Based on current plans to fund anticipated operating expenses and capital expenditures, argenx continues to expect its 2021 cash burn to approximately double from 2020. The increased spend will support the Company’s transition to an integrated immunology company, including the build-out of global commercial infrastructure and drug product inventory ahead of the expected launch of efgartigimod in gMG in the U.S, the advancement of its clinical-stage pipeline, including expected global trials of efgartigimod in six indications, and the continued investment in its Immunology Innovation Program.

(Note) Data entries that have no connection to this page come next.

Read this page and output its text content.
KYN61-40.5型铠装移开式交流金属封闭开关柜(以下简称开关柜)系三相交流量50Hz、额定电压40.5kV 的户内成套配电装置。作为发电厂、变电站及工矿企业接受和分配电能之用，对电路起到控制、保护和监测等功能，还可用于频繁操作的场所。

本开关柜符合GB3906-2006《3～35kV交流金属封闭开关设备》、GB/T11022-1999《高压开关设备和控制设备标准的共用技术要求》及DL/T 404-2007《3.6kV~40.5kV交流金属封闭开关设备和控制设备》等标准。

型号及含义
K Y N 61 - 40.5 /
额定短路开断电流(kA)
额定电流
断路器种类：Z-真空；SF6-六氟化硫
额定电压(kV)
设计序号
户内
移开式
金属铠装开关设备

EXPECTED 2021 FINANCIAL CALENDAR

October 28, 2021: Q3 2021 financial results and business update

CONFERENCE CALL DETAILS
The half year 2021 financial results and second quarter business update will be discussed during a conference call and webcast presentation today at 2:30 pm CEST/8:30 am ET. A webcast of the live call may be accessed on the Investors section of the argenx website at argenx.com/investors. A replay of the webcast will be available on the argenx website.